As dusk settled over the tree-lined parking lot, the first marchers wandered in. Wearing sneakers and athletic gear, they’d walked all day, and the day before that.
Many of them had started at the United Nations in New York City on Oct. 1, and they were stopping for the night at the Churchville Nature Center before making their way to the White House to campaign for labels on food that identify its status as being genetically engineered. The Right2Know march will culminate at the capitol on Oct. 16 for a rally and speeches by international figures.
Earlier in the day, the marchers stopped to rally support for their cause outside Big Bear Natural Foods on Trenton Road in Morrisville.
About 7 p.m., members of the group cheered and clapped as more arrived at the nature center. About 40 people camped on sleeping bags in the auditorium. The nature center is part of the Bucks County parks system, and is excited to host the marchers, said Diane Sears, the park’s volunteer coordinator.
The marchers’ sponsors, supporters and traveling support staff were already there, including a traveling food bus, called Everybody’s Kitchen, which normally provides food for disaster relief. A bus traveled with the group to give people who needed periodic breaks from walking.
The walk, though long, is invigorating, said Michael Bronner, a co-owner of Dr. Bronner’s Magic Soaps, an organic and fair trade body care company that started in Germany in 1858. The company helped organize the march.
“Give customers choices as long as there’s a choice to be made,” he said.

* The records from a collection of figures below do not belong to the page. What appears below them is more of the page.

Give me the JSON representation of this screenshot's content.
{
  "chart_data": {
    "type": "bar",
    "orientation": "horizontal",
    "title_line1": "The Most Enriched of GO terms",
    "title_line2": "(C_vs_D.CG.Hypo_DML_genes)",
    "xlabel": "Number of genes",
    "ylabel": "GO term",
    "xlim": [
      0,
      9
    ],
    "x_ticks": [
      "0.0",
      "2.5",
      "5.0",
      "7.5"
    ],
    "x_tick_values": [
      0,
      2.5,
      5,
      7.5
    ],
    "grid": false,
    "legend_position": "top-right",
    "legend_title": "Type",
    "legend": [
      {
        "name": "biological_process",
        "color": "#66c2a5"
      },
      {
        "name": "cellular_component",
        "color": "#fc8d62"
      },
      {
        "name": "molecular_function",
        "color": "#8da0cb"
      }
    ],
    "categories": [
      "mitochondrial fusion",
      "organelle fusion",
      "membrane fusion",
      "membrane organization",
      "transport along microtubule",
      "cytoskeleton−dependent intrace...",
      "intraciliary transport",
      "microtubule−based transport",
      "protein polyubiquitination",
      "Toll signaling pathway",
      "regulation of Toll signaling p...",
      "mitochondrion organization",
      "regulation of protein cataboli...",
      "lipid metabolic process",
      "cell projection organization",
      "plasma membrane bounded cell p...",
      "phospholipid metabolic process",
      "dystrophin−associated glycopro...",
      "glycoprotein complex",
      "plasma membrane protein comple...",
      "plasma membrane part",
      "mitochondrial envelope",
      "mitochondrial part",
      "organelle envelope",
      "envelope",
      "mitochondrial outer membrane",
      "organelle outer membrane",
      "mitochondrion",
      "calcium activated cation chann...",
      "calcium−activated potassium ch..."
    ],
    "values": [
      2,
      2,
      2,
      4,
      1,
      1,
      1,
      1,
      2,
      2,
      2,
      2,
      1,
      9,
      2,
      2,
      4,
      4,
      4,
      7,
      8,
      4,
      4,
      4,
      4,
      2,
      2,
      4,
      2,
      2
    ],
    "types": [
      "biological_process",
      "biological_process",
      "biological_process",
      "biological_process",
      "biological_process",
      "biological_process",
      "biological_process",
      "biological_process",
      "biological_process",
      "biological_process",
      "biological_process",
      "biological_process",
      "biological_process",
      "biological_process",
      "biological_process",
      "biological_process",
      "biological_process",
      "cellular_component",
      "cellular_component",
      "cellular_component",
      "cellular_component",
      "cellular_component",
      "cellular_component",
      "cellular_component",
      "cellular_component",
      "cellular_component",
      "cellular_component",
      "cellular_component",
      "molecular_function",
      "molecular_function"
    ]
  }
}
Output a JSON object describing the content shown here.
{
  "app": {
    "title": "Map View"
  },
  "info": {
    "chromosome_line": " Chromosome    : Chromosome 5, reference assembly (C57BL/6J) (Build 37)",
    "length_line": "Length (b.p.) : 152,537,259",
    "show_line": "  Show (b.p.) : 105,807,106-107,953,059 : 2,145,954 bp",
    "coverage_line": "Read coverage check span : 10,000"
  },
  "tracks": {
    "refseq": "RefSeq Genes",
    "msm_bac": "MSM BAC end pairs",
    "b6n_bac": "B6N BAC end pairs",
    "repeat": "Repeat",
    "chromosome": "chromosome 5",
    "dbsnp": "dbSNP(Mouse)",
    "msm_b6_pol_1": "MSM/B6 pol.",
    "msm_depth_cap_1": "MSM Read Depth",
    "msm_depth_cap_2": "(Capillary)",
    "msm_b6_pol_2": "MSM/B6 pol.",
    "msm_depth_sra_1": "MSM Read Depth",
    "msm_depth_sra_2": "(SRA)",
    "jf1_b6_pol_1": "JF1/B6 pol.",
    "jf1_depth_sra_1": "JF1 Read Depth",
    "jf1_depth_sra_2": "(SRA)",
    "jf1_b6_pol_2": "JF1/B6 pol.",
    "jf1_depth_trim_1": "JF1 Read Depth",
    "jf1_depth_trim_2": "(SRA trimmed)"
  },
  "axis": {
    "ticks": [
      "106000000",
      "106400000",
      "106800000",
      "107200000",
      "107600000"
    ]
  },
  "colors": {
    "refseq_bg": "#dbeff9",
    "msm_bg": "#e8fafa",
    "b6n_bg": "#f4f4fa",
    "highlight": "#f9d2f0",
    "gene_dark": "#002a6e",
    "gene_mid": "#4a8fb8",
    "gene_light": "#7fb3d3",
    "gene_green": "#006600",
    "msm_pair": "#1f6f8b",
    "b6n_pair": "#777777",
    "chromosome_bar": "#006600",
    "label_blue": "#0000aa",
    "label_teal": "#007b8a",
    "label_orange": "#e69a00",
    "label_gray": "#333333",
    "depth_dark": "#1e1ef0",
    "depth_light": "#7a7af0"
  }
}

Food using genetically modified organisms, commonly called GMOs, are designed to be more disease resistant, insect repellent and herbicide tolerant, but very few studies have been done to determine the health effects and long-term impacts of genetically engineered food.
According to a Colorado State University Extension agronomy specialist’s paper, published on the extension’s website in September 2010, the U.S. Food and Drug Administration does require labeling of genetically engineered food under the following conditions:
if the food has a significantly different nutritional property;
if a new food includes an allergen that consumers would not expect to be present (e.g., a peanut protein in a soybean product);
if a food contains a toxicant beyond acceptable limits.
The FDA has since proposed voluntary guidelines for labeling food for genetically engineered ingredients, according to the paper.
Awareness of genetically engineered food and the desire for labeling has been growing.
The Center for Food Safety announced Tuesday that it has filed a legal petition with the FDA on behalf of the Just Label It campaign, signed by health, consumer, environmental, farming organizations and food companies. The campaign is pushing the FDA to require the labeling of all food produced using genetic engineering.
The Right2Know movement’s inspiration is Joseph Wilhelm of Germany, who organized two marches in Europe to protest the use of GMOs in agriculture. Thousands took part in a 736-mile march in Germany in 2007. Right2Know is the first such march in America, and Wilhelm joined in.
Taking a seat after a long day of walking, he bounced to his feet again to talk about why putting identifying labels on GMO food is important.
“It’s about choice. People don’t know what they’re eating,” said Wilhelm, founder of the organic food company Rapunzel. “GMO in food is a complex issue. There are many reasons why it is a danger to the environment, to farmers, to people. It reduces natural biodiversity. And all farmers will depend on multinational companies that produce these GMO seeds. For thousands of years, farmers were developing their own seeds. But with the spread of GMOs, each year, farmers have to buy seeds from these biotech companies, and also the herbicides to go with them.”
That’s because GMO crops are designed to withstand herbicides such as glyphosate, commonly known as Roundup. The problem is that repeated use of the chemical has given rise to superweeds that have become resistant to Roundup, said Wilhelm.
“At the end of the day, we’re trying to raise awareness. We hope to send a message to Mr. Obama in Washington,” he said.
Some marchers said that while they are concerned with the possible implications of GMO in food, they understand that some people may want to continue using it. It’s a question of knowing what you’re buying, and a simple label can let people make a choice, said marcher Jean Sobus.
She joined the group in New York, lugging her camping gear there from her Baltimore home.
“I’m a mother. It’s extremely important that my kids have food that’s healthy and not harmful,” Sobus said. “My husband and I and others we know are developing food allergies. It’s shocking to realize you’re getting GMOs without knowing it. I try to buy certified organic foods, but in no way can I be sure. Pollen from GMO crops floats to other, organic crops too.”
Ariel Vegosen of Washington, D.C., said the movement is buoyed by participation from every sector. Representatives from food companies and anti-GMO organizations have joined in.
“It’s rare to have businesses, organizations and regular individuals together in a march for a cause. It shows that every sector is concerned about GMO food,” she said.